Catherine de Médicis et son penchant pour l’occultisme

Portrait de Catherine de Médicis [Source: Alamy Stock Photo ]

Au XVIe siècle, la France est bousculée par les guerres de religion car François Ier est contre les réformes des protestants, ce qui engendre la guerre entre catholiques et protestants. Le monde intellectuel, comme religieux, est aussi perturbé par de nombreuses avancées scientifiques. L’astrologie et l’astronomie sont révolutionnées avec les découvertes de Copernic et de Galilée. Le monde et les étoiles apparaissent comme différents avec les découvertes d’un univers héliocentrique. Le ciel peut être mieux observé grâce au perfectionnement de la lunette astronomique. Tout ceci permet de perfectionner les sciences occultes notamment l’astrologie car on a une meilleure perception des étoiles et du ciel. À cette époque, les guerres de religion véhiculent des incertitudes et des peurs autour d’obsessions apocalyptiques. Les pouvoirs en place profitent de ces obsessions pour renforcer leur pouvoir et l’imposer. Les astrologues se rapprochent du pouvoir pour rassurer et prédire sur ces fameuses obsessions.

Un matin devant la porte du Louvre par Édouard Debat-Ponsan, 1880  [Source: musée d’Art Roger-Quilliot ]

Catherine de Médicis est souvent considérée comme une personne mauvaise et dominatrice, d’où son surnom de la « reine noire ». Ce surnom est aussi dû à sa passion et son dévouement pour l’occultisme et en particulier pour les prophéties. Dès son plus jeune âge, les prophéties et leurs mystères la passionnent, l’accompagnent. Elle est très superstitieuse.

La prophétie la plus célèbre est celle faite sur François II agonisant au château de Chaumont. Pour connaître l’avenir de sa dynastie, Catherine de Médicis convoque deux grands astrologues qui sont Cosimo Ruggiero et Nostradamus. Tous deux vont lui prédirent la fin de la dynastie des Valois qui va être remplacée par celle des Bourbons. Pour Catherine de Médicis, c’est une descente aux enfers.

Nostradamus, voyant et mage de la cour royale

Nostradamus et Catherine de Médicis, Gravure du XVIIe siècle [Source: Wold History Archive]

Nostradamus et ses prédictions gravissent petit à petit les échelons pour arriver jusqu’à la cour royale. Grâce à la publication de ses almanachs, Nostradamus se fait connaitre du public et se fait même un nom grâce à ses prédictions qui sont reconnues par des nombreux personnages tel que Gabriel Simeoni, un humaniste florentin de la Renaissance. « Le grand mage » devient si célèbre que son nom fait écho à la cour de France. Il se fait connaitre à la cour grâce à la publication de l’almanach de l’année 1555, publié en novembre 1554. Celui-ci révèle de nombreux évènements qui seront reconnus plus tard comme par exemple la prise de Volpiano, une commune du Piémont en Italie. Cet almanach a une particularité par rapport aux autres almanachs.

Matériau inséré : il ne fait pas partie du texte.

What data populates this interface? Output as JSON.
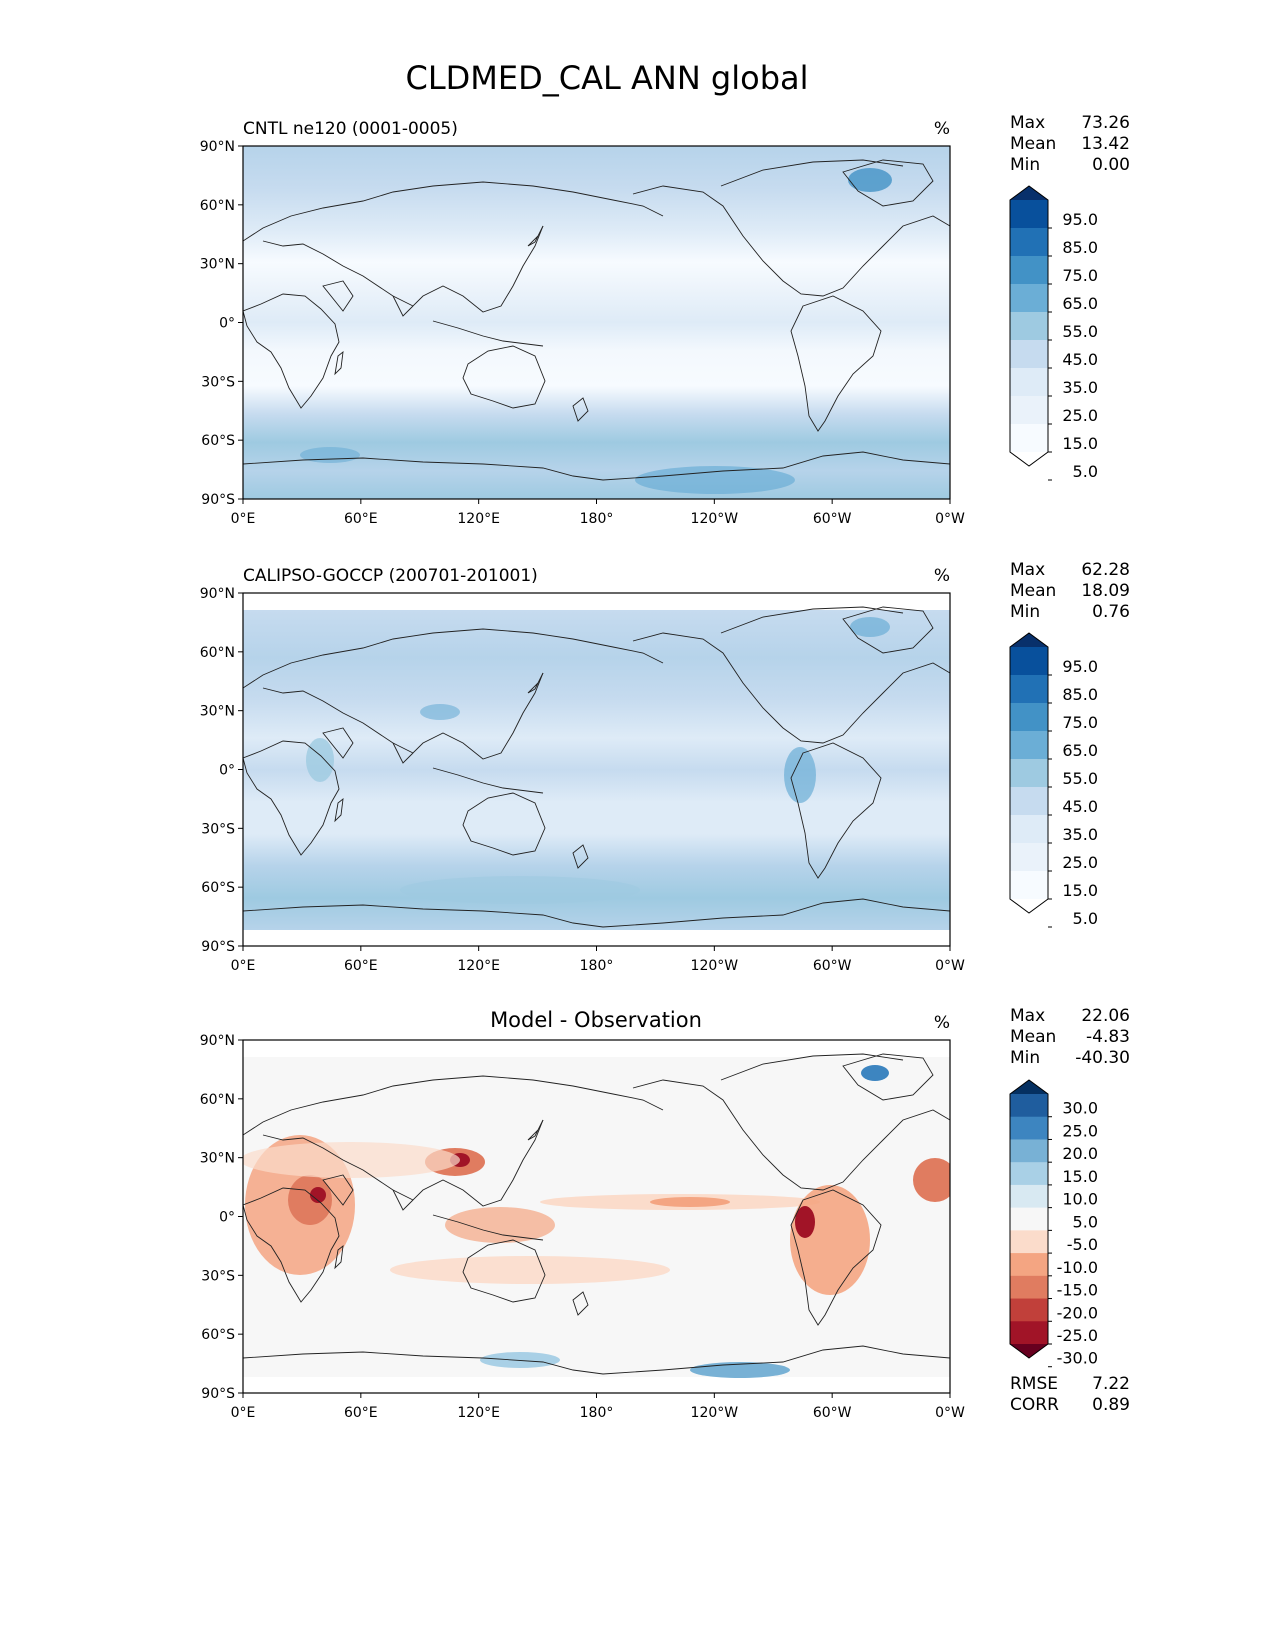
{
  "figure": {
    "title": "CLDMED_CAL ANN global"
  },
  "axes": {
    "lat_ticks": [
      "90°N",
      "60°N",
      "30°N",
      "0°",
      "30°S",
      "60°S",
      "90°S"
    ],
    "lon_ticks": [
      "0°E",
      "60°E",
      "120°E",
      "180°",
      "120°W",
      "60°W",
      "0°W"
    ]
  },
  "chart_data": [
    {
      "type": "heatmap",
      "id": "model",
      "title": "CNTL ne120 (0001-0005)",
      "units": "%",
      "stats": {
        "max_label": "Max",
        "max": "73.26",
        "mean_label": "Mean",
        "mean": "13.42",
        "min_label": "Min",
        "min": "0.00"
      },
      "colorbar": {
        "levels": [
          "95.0",
          "85.0",
          "75.0",
          "65.0",
          "55.0",
          "45.0",
          "35.0",
          "25.0",
          "15.0",
          "5.0"
        ],
        "colors": [
          "#08306b",
          "#08509c",
          "#2171b5",
          "#4292c6",
          "#6baed6",
          "#9ecae1",
          "#c6dbef",
          "#deebf7",
          "#eaf2fa",
          "#f7fbff",
          "#ffffff"
        ]
      },
      "lat_range": [
        -90,
        90
      ],
      "lon_range": [
        0,
        360
      ]
    },
    {
      "type": "heatmap",
      "id": "obs",
      "title": "CALIPSO-GOCCP (200701-201001)",
      "units": "%",
      "stats": {
        "max_label": "Max",
        "max": "62.28",
        "mean_label": "Mean",
        "mean": "18.09",
        "min_label": "Min",
        "min": "0.76"
      },
      "colorbar": {
        "levels": [
          "95.0",
          "85.0",
          "75.0",
          "65.0",
          "55.0",
          "45.0",
          "35.0",
          "25.0",
          "15.0",
          "5.0"
        ],
        "colors": [
          "#08306b",
          "#08509c",
          "#2171b5",
          "#4292c6",
          "#6baed6",
          "#9ecae1",
          "#c6dbef",
          "#deebf7",
          "#eaf2fa",
          "#f7fbff",
          "#ffffff"
        ]
      },
      "lat_range": [
        -82,
        82
      ],
      "lon_range": [
        0,
        360
      ]
    },
    {
      "type": "heatmap",
      "id": "diff",
      "title": "Model - Observation",
      "units": "%",
      "stats": {
        "max_label": "Max",
        "max": "22.06",
        "mean_label": "Mean",
        "mean": "-4.83",
        "min_label": "Min",
        "min": "-40.30"
      },
      "metrics": {
        "rmse_label": "RMSE",
        "rmse": "7.22",
        "corr_label": "CORR",
        "corr": "0.89"
      },
      "colorbar": {
        "levels": [
          "30.0",
          "25.0",
          "20.0",
          "15.0",
          "10.0",
          "5.0",
          "-5.0",
          "-10.0",
          "-15.0",
          "-20.0",
          "-25.0",
          "-30.0"
        ],
        "colors": [
          "#053061",
          "#1f5d9e",
          "#3d85c0",
          "#78b1d5",
          "#a9d0e6",
          "#d8e9f2",
          "#f7f7f7",
          "#fbdccb",
          "#f4a582",
          "#e07c60",
          "#c1403a",
          "#a11427",
          "#67001f"
        ]
      },
      "lat_range": [
        -82,
        82
      ],
      "lon_range": [
        0,
        360
      ]
    }
  ]
}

Journal du XXe siècle, intitulé Nostradamus reçoit Catherine de Médicis [Source:La vie mysterieuse N:09 10 mai 1909 ]

En effet, il est le premier à contenir des quatrains prophétiques. Il va être appelé à la cour notamment par Catherine de Médicis. Le plus célèbre épisode de ces prédictions est celui cité précédemment. Nostradamus ne sera pas le seul astrologue privilégié du pouvoir royal. Ils représentent un ensemble. C’est prestigieux d’être à la cour mais les prédictions et les convictions des astrologues sont partagées en groupe. Mais même si les prédictions se font à plusieurs, il faut tout de même un certain prestige et une certaine célébrité pour pouvoir monter à la cour de France.

Même s’il est au sommet de sa gloire à la cour de France et est privilégié par la reine Catherine de Médicis, Nostradamus n’est pas moins critiqué tout comme ses confrères. Avec les climats perturbés par la guerre, les peuples critiquent le pouvoir et leurs entourages vus comme douteux. Même si la royauté est superstitieuse, le peuple ne se fait pas avoir si facilement et déclare qu’il est manipulé par les astrologues qui voient les guerres comme une opportunité de se faire un nom et d’avoir une influence sur le pouvoir.

Nostradamus et ses prophéties : du monde à l’Occitanie

La première édition de l’œuvre majeure de Nostradamus, Les Prophéties, a été publiée le 4 mai 1555 à Lyon, suivie de 3 rééditions jusqu’à sa mort. Le livre est divisé en centuries, chaque centurie compte 100 quatrains. Un quatrain est une strophe de 4 vers qui est normalement écrite en jouant sur des rimes. La plupart des quatrains dans les prophéties évoque des catastrophes telles que les pestes ; les désastres naturels ; les guerres, les batailles et les invasions. Certains quatrains concernent des personnes ou des villes bien précises avec des thèmes récurrents comme l’invasion de l’Europe et la fin imminente du monde.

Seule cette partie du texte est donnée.